For quite a while now I wanted to have a cheap replacement for collecting and tracking coverage of codes I work on. Unfortunately, there is no quick solution I know of which does more or less what coveralls.io do. There is probably a Jenkins plugin to do it, or some heavy weight solution which needs a webservice, a database and maintenance.
Alas, we always lack time, and git offers teams a place to keep the history, so why not use it to track the coverage reporting?
Enter git commit --amend
and some Makefile
trickery. You can use git own
powers to amend the last commit and add to the bottom of it the coverage report.
I do it with make coverage-record
. This runs the tests, and saves the report
in the body of the latest commit message.
You can add the following target to your project make file. If you feel more
courageous, you can add this to your pre-push
hook.

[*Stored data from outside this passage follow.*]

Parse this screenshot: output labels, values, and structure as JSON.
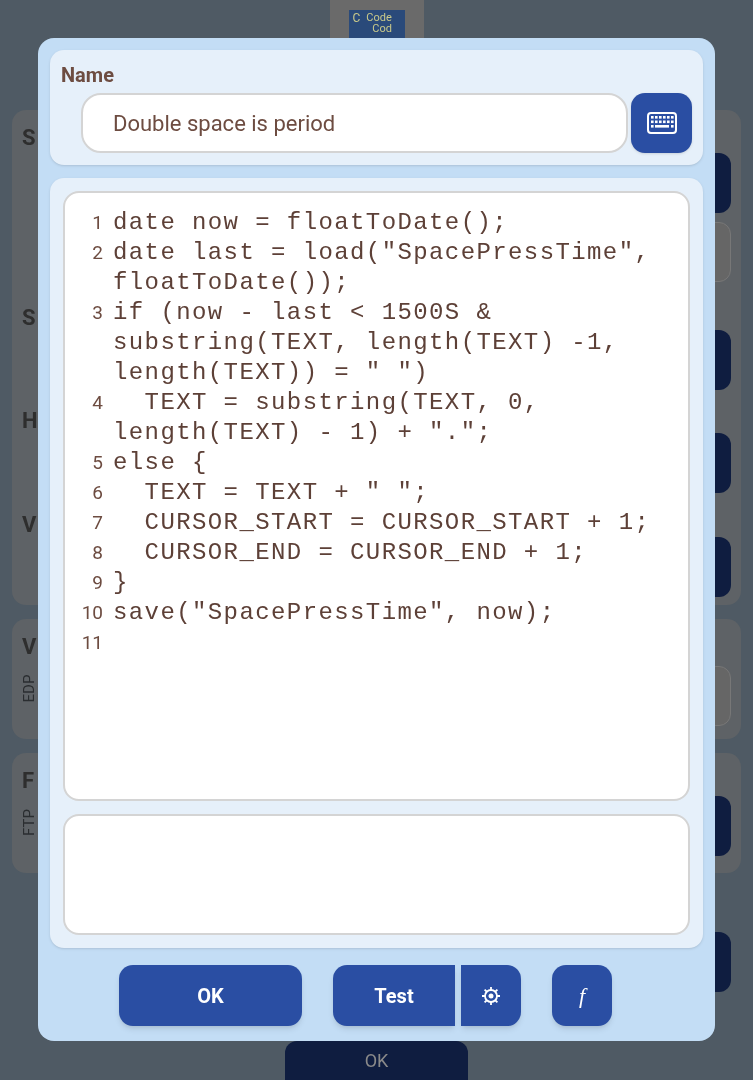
{
  "background": {
    "logo": {
      "texts": [
        "C",
        "Code",
        "Cod"
      ]
    },
    "cards": [
      {
        "labels": [
          "S",
          "S",
          "H",
          "V"
        ]
      },
      {
        "labels": [
          "V"
        ],
        "sublabel": "EDP"
      },
      {
        "labels": [
          "F"
        ],
        "sublabel": "FTP"
      }
    ],
    "ok_button": "OK"
  },
  "dialog": {
    "name_label": "Name",
    "name_value": "Double space is period",
    "code_lines": [
      {
        "number": "1",
        "code": "date now = floatToDate();"
      },
      {
        "number": "2",
        "code": "date last = load(\"SpacePressTime\", floatToDate());"
      },
      {
        "number": "3",
        "code": "if (now - last < 1500S & substring(TEXT, length(TEXT) -1, length(TEXT)) = \" \")"
      },
      {
        "number": "4",
        "code": "  TEXT = substring(TEXT, 0, length(TEXT) - 1) + \".\";"
      },
      {
        "number": "5",
        "code": "else {"
      },
      {
        "number": "6",
        "code": "  TEXT = TEXT + \" \";"
      },
      {
        "number": "7",
        "code": "  CURSOR_START = CURSOR_START + 1;"
      },
      {
        "number": "8",
        "code": "  CURSOR_END = CURSOR_END + 1;"
      },
      {
        "number": "9",
        "code": "}"
      },
      {
        "number": "10",
        "code": "save(\"SpacePressTime\", now);"
      },
      {
        "number": "11"
      }
    ],
    "buttons": {
      "ok": "OK",
      "test": "Test",
      "function": "f"
    }
  }
}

This will have a nice
bonus, which will by default, prevent people pushing broken builds (e.g. failing
tests):
coverage-record: TMPFILE := $(shell mktemp)
coverage-record: coverage
git show -s --format=%B HEAD > $(TMPFILE)
coverage report >> $(TMPFILE)
git commit --amend -F $(TMPFILE)
rm $(TMPFILE)
Note that this target depends on coverage
, which is your how you invoke your
test suite, for example:
coverage-run:
py.test -vv --cov=blogit tests
To use this target in the pre-push
hook, you will slightly have to change
the Makefile syntax to shell syntax.
I would be happy to know of other solutions how you track the test coverage of your software projects!